Further, it is established that the activation of T-cells is essential for the development of an adaptive immune response sufficient to eradicate tumor cells. Evaluating specific cell surface markers on antigen-presenting cells can help determine if the immune response generated is activating T-cells. For a T-cell to be fully activated, two signals are necessary. Signal 1 is the interaction of the T-cell receptor with the MHC molecule (I or II). Signal 2 occurs through the interaction of co-stimulatory molecules such as CD40 and CD80. These interactions between a T-cell and an antigen-presenting cell, such as a dendritic cell, allow the T-cell to become fully activated and elicit an adaptive immune response.27 Cell surface markers have been used to determine if cancer vaccines are promoting an immune response. Many studies have observed increased levels of MHC II, CD80, and CD86, but lack evaluation of immunotherapeutic effects of vaccines via MHC I and CD40.28 The current study fills the gap in evaluating the expression of such cell surface markers.

Additionally, the CD80/CD28 pathway has been shown to have the most vital activation of T-cells. Antigen presentation on MHC I can have improved effects on T-cell activation, specifically when looking at its ability to attack tumor cells by upregulation of the CD80 co-stimulatory molecule. When the molecules of CD80 bind to CD28, there is an activation of T-cell response.25

Conclusion

The co-culture model utilizing DC and T-cells confirmed that the vaccine microparticles containing 4T07 breast cancer whole cell lysate were capable of activating the dendritic cells to yield expression of MHC I, MHC II, CD40, and CD80 markers at statistically significant levels (p<0.05). Further, the role of Poly (I:C) as a successful adjuvant for the 4T07 microparticulate breast cancer vaccine was established. The inclusion of Poly (I:C) with the vaccine microparticles further boosted the cell surface marker expression. However, no such potentiation was observed in the case of placebo microparticles, confirming the significance of the whole cell lysate and the TAAs provided by the lysate to form the vaccine.

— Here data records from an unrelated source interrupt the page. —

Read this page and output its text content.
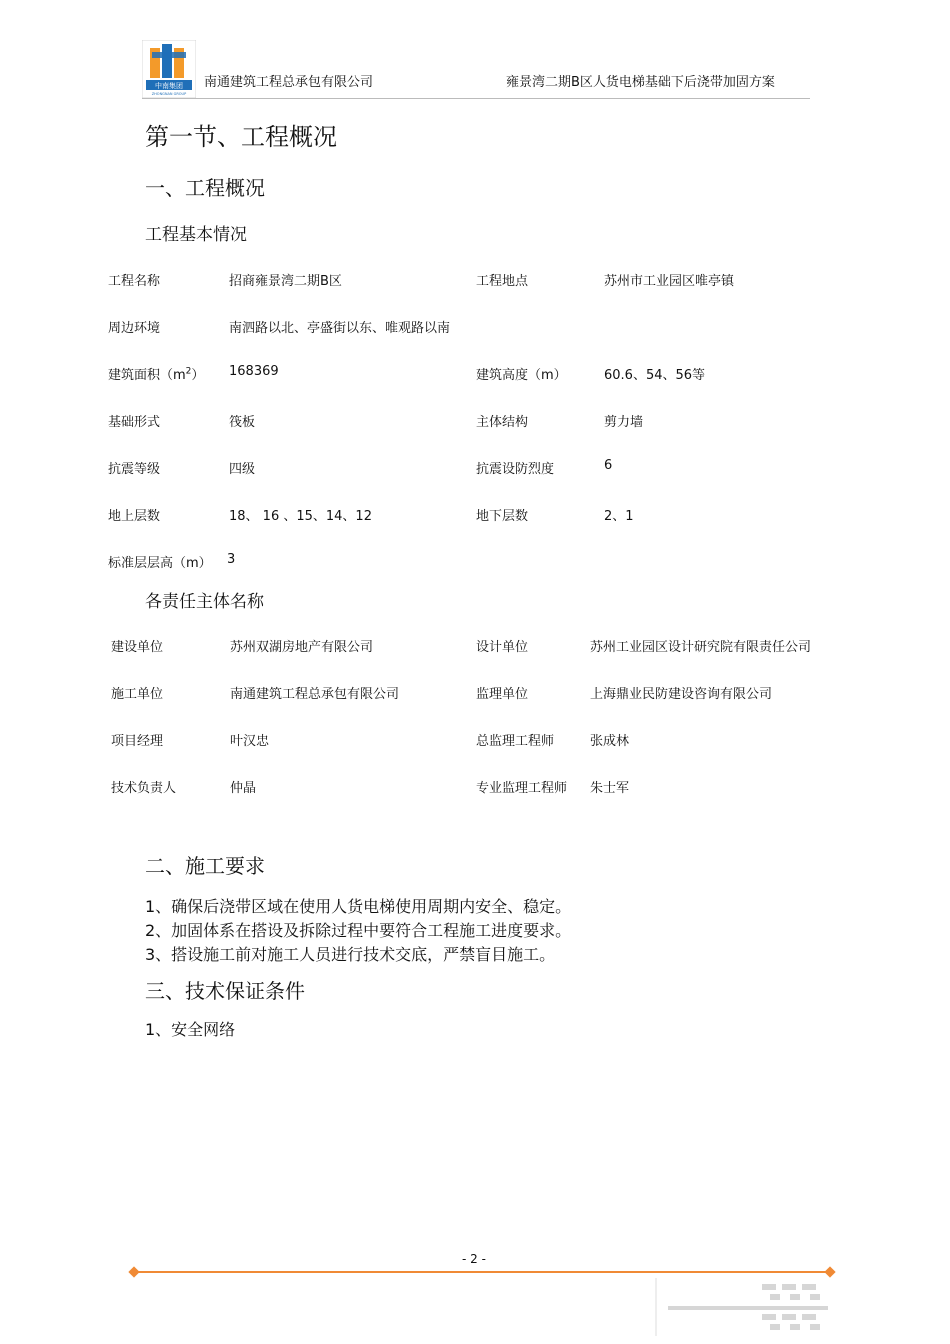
中南集团
ZHONGNAN GROUP
南通建筑工程总承包有限公司	雍景湾二期B区人货电梯基础下后浇带加固方案
第一节、工程概况
一、工程概况
工程基本情况
工程名称	招商雍景湾二期B区	工程地点	苏州市工业园区唯亭镇
周边环境	南泗路以北、亭盛街以东、唯观路以南
建筑面积$(m^2)$ 168369	建筑高度（m）	60.6、54、56等
基础形式	筏板	主体结构	剪力墙
抗震等级	四级	抗震设防烈度	6
地上层数	18、 16 、15、14、12	地下层数	2、1
标准层层高（m） 3
各责任主体名称
建设单位	苏州双湖房地产有限公司	设计单位	苏州工业园区设计研究院有限责任公司
施工单位	南通建筑工程总承包有限公司	监理单位	上海鼎业民防建设咨询有限公司
项目经理	叶汉忠	总监理工程师	张成林
技术负责人	仲晶	专业监理工程师 朱士军
二、施工要求
1、确保后浇带区域在使用人货电梯使用周期内安全、稳定。
2、加固体系在搭设及拆除过程中要符合工程施工进度要求。
3、搭设施工前对施工人员进行技术交底，严禁盲目施工。
三、技术保证条件
1、安全网络
- 2 -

Overall, the results confirm the role of DCs and MHC pathways utilized by the microparticulate breast cancer vaccine, which led to the protective adaptive immune responses observed previously in vivo.

Acknowledgments

The authors acknowledge the American Association of Colleges of Pharmacy (AACP) for the New Investigator Award grant funding that supported this project. We also acknowledge the American Foundation for Pharmaceutical Education (AFPE) for the Gateway to Research Scholarship to Michelle Ubowski regarding this research project. Additionally, we are thankful to Mr. Frank Murante and Dr Ernest Smith from Vaccinex Inc., Rochester, NY, for assisting with the flow cytometry studies. Lastly, we are grateful to Dr Hyla Sweet at Rochester Institute of Technology, Rochester, NY, for helping with the confocal studies.

Disclosure

Michelle Ubowski is employed by and is a shareholder of Pfizer, Inc., outside of the submitted work. The authors report no other conflicts of interest in this work.